Judge rules scholarship tax credits unconstitutional; KEA and KY United respond

Forward Kentucky
Forward Kentucky

Franklin Circuit Court Judge Phillip Shepherd ruled today that the bill establishing "scholarship tax credits" was unconstitutional, and he enjoined the state from either approving the creation of the organizations that would manage the credits or from granting tax credits for donations to those organizations.

Shepherd said, essentially, that giving tax credits (not charitable tax deductions) to persons funding such scholarships was in effect taking money out of the general fund, which meant less money for public schools. Thus, it brought the state closer to being in violation of the "efficient system of common schools" as ordered in the state constitution.

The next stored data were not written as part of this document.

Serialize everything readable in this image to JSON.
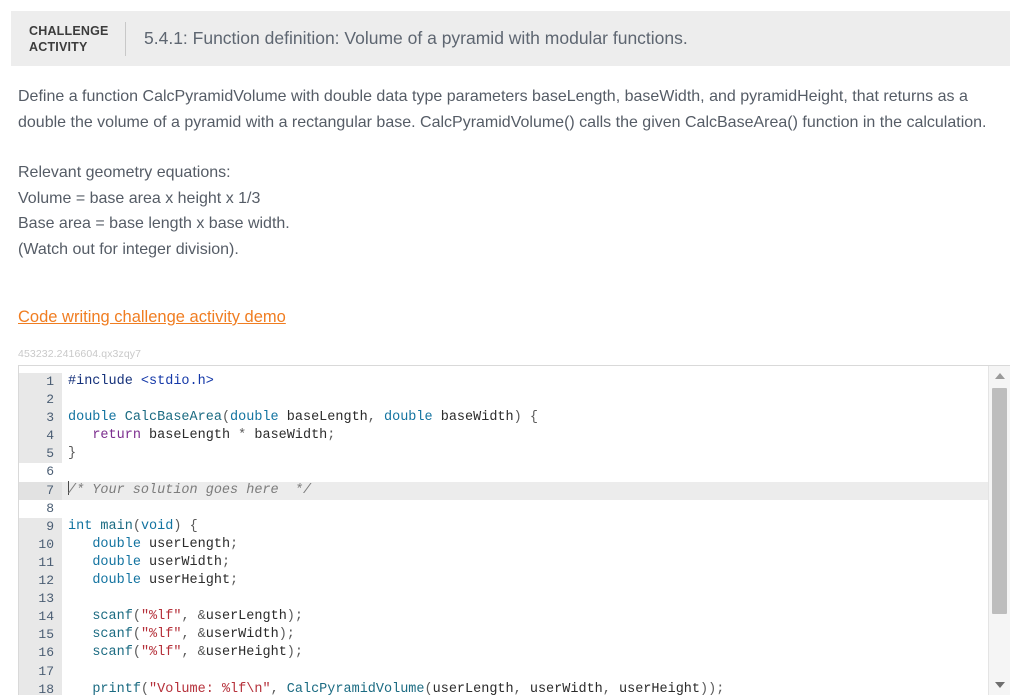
{
  "header": {
    "badge_line1": "CHALLENGE",
    "badge_line2": "ACTIVITY",
    "title": "5.4.1: Function definition: Volume of a pyramid with modular functions.",
    "accent_color": "#1b7fc0",
    "background_color": "#ededed"
  },
  "prose": {
    "paragraph1": "Define a function CalcPyramidVolume with double data type parameters baseLength, baseWidth, and pyramidHeight, that returns as a double the volume of a pyramid with a rectangular base. CalcPyramidVolume() calls the given CalcBaseArea() function in the calculation.",
    "equations_heading": "Relevant geometry equations:",
    "equation1": "Volume = base area x height x 1/3",
    "equation2": "Base area = base length x base width.",
    "equation3": "(Watch out for integer division)."
  },
  "demo_link": {
    "label": "Code writing challenge activity demo",
    "color": "#f07d21"
  },
  "activity_id": "453232.2416604.qx3zqy7",
  "editor": {
    "active_line": 7,
    "readonly_ranges": "1-5, 9-18",
    "lines": [
      {
        "n": "1",
        "readonly": true,
        "active": false
      },
      {
        "n": "2",
        "readonly": true,
        "active": false
      },
      {
        "n": "3",
        "readonly": true,
        "active": false
      },
      {
        "n": "4",
        "readonly": true,
        "active": false
      },
      {
        "n": "5",
        "readonly": true,
        "active": false
      },
      {
        "n": "6",
        "readonly": false,
        "active": false
      },
      {
        "n": "7",
        "readonly": false,
        "active": true
      },
      {
        "n": "8",
        "readonly": false,
        "active": false
      },
      {
        "n": "9",
        "readonly": true,
        "active": false
      },
      {
        "n": "10",
        "readonly": true,
        "active": false
      },
      {
        "n": "11",
        "readonly": true,
        "active": false
      },
      {
        "n": "12",
        "readonly": true,
        "active": false
      },
      {
        "n": "13",
        "readonly": true,
        "active": false
      },
      {
        "n": "14",
        "readonly": true,
        "active": false
      },
      {
        "n": "15",
        "readonly": true,
        "active": false
      },
      {
        "n": "16",
        "readonly": true,
        "active": false
      },
      {
        "n": "17",
        "readonly": true,
        "active": false
      },
      {
        "n": "18",
        "readonly": true,
        "active": false
      }
    ],
    "code_text": [
      "#include <stdio.h>",
      "",
      "double CalcBaseArea(double baseLength, double baseWidth) {",
      "   return baseLength * baseWidth;",
      "}",
      "",
      "/* Your solution goes here  */",
      "",
      "int main(void) {",
      "   double userLength;",
      "   double userWidth;",
      "   double userHeight;",
      "",
      "   scanf(\"%lf\", &userLength);",
      "   scanf(\"%lf\", &userWidth);",
      "   scanf(\"%lf\", &userHeight);",
      "",
      "   printf(\"Volume: %lf\\n\", CalcPyramidVolume(userLength, userWidth, userHeight));"
    ],
    "scrollbar": {
      "up_arrow": "scroll-up",
      "down_arrow": "scroll-down"
    }
  }
}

The Kentucky Education Association issued this statement in response to Shepherd's ruling:

KEA applauds judge’s ruling unconstitutionality of private school vouchers

Tax Credit Would Have Sent State Funds to Private School Coffers,
Violating Kentucky Constitution

FRANKFORT, Kentucky (October 8, 2021) – Franklin Circuit Court Judge Phillip Shepherd ruled today that HB 563, the controversial scholarship tax credit bill that was passed into law in the last days of the 2021 regular legislative session, is unconstitutional. A coalition of plaintiffs, including the Council for Better Education, filed suit in June challenging the constitutionality of the law. The Kentucky Education Association has expressed its support for the plaintiffs.

The following statement can be attributed to KEA President Eddie Campbell:

“We applaud the decision of Judge Shepherd today for upholding the constitution of Kentucky against an attempt to divert tax dollars from our public schools and students into the pockets of big corporations and wealthy individuals. This is a victory for our public schools, our public school students, and our Commonwealth’s constitution.

“HB 563 violates both the letter and the spirit of the Kentucky Constitution, which makes providing public education the state’s highest duty. These plaintiffs stood up for all Kentucky students to ensure that the legislature’s unconstitutional actions did not go unchecked, and the judge has affirmed their concerns.

“Under the Kentucky Constitution, the General Assembly must provide for and oversee an efficient system of common schools and cannot raise or spend funds on private schools that serve a select few. Judge Shepherd ruled that HB 563 violated that sound precedent as determined in the court’s ruling in Rose v. Council for Better Education.

“Research has shown that private school voucher programs in other states have demonstrated no positive effect on students’ educational outcomes, and often negatively impact student achievement. In fact, some evidence illustrates they may exacerbate school segregation and fund discrimination and they are prone to waste, fraud, and abuse.

“We simply can’t afford to support two different education systems — one private and one public — on the taxpayers’ dime, and the judge’s ruling supports that concern. HB 563 would have hurt students here in Kentucky because it undermines the hard work that has been done since to improve public education in the commonwealth since Rose. KEA is thankful that HB 563 has been ruled unconstitutional and will not be allowed to stand.”